Von Joerg Thalmann, Brüssel - 25.12.2013

Viele Länder Europas bereiten sich in einer intensiven Erinnerungsarbeit auf das Gedenken eines Ereignisses vor, das vor hundert Jahren stattgefunden hat: Der Ausbruch des Ersten Weltkriegs im August 1914.

Vier Monate nach Kriegsausbruch später geschah etwas Einmaliges in der von Kriegen wimmelnden Geschichte der Menschheit: Eine Verbrüderung von Feinden mitten im Krieg. Von einfachen Soldaten, welche der Weihnachtstag zur friedlichen Begegnung mit ihren Gegnern inspirierte. Nur für eine Nacht, die Weihnachtsnacht. Tags darauf verboten das die höheren Offiziere mit strengsten Befehlen und bis zur Hinrichtung von Widerstrebenden.

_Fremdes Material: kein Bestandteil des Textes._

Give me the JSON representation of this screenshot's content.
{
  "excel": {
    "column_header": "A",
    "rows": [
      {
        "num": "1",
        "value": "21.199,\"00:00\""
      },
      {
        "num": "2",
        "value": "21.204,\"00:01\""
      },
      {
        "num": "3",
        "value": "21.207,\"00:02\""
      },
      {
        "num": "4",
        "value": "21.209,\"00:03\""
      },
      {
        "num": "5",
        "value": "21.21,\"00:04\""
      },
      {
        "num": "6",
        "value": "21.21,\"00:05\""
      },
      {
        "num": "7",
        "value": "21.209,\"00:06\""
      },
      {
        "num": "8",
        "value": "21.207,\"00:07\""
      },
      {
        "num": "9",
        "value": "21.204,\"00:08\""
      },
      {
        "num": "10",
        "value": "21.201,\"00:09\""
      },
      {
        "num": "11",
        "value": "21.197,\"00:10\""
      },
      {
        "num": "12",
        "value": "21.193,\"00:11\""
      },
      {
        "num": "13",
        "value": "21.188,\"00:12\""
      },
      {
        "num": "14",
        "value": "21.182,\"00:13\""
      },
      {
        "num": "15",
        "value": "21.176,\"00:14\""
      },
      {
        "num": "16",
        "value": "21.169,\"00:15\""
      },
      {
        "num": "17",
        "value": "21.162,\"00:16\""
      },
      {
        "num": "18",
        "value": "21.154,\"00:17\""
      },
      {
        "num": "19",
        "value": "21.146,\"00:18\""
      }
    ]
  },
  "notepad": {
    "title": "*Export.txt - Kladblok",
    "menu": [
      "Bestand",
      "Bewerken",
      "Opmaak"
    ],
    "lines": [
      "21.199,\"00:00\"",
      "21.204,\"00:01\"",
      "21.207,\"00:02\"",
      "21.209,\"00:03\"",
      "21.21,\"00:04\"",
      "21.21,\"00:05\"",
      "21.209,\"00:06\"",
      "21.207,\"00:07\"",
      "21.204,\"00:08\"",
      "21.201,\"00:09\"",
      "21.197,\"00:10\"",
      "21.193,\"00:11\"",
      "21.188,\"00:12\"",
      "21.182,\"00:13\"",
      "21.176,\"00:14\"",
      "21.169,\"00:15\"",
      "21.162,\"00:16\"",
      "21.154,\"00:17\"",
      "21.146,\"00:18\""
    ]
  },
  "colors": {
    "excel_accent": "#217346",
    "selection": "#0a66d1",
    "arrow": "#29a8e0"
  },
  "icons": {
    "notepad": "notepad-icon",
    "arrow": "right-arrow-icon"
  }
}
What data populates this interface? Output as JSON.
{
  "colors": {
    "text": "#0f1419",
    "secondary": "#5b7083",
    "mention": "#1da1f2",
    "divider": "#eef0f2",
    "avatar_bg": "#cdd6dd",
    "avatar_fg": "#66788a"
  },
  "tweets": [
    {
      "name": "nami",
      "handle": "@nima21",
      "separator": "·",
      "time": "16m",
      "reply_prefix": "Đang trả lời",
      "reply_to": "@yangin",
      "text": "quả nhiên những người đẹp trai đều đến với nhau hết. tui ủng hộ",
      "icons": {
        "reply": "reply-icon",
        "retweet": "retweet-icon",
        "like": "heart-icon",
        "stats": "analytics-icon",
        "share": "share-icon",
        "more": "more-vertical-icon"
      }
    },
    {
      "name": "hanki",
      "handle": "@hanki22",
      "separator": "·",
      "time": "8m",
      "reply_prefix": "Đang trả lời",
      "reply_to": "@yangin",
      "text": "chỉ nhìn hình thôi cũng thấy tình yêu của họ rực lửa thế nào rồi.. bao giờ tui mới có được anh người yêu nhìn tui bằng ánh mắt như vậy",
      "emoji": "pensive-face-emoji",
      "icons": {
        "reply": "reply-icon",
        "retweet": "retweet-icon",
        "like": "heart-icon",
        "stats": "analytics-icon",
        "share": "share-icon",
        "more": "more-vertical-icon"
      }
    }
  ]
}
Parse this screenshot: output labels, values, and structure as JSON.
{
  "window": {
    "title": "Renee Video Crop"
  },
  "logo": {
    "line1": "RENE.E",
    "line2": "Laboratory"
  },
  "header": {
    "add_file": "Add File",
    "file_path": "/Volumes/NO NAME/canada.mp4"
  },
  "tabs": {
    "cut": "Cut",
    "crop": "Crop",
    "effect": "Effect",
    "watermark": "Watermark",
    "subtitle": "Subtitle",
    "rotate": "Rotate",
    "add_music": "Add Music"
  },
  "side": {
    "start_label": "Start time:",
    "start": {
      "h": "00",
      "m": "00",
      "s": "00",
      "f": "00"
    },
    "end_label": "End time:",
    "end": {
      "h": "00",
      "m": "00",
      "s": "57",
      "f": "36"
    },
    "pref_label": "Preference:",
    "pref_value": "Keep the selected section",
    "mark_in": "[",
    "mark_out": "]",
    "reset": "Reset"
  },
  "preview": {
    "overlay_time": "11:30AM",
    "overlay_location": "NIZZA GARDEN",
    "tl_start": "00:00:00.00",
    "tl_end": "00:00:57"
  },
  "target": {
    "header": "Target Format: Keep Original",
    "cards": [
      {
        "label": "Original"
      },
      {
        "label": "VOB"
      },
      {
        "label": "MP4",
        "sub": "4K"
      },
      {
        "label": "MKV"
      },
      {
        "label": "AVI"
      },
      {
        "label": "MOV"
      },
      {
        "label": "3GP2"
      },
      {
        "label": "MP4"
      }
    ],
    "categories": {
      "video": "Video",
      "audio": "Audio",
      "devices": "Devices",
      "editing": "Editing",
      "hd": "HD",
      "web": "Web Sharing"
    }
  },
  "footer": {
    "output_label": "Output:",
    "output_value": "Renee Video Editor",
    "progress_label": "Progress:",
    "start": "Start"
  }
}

Eine lange verschwiegene Episode

Die Episode wurde, weil sie nicht zum heroisch-tragischen Bild jenes Kriegs passte, jahrzehntelang verschwiegen. Erst seit fünfzehn Jahren ist sie dank neugierigen Historikern und Familien-Erinnerungen unter dem Namen „Trève de Noël“ wieder aufgetaucht. Dieses Friedenszeugnis einfacher Soldaten während einer einzigen Nacht inspiriert heute, hundert Jahre nach dem grauenhaftesten Krieg Europas Pazifisten und Proeuropäer, an die Möglichkeit zu glauben, Frieden unter jahrtausendelang verfeindeten Völkern sei möglich, wie das die EG-Idee seit 1950 zwei Generationen lang bewiesen hat.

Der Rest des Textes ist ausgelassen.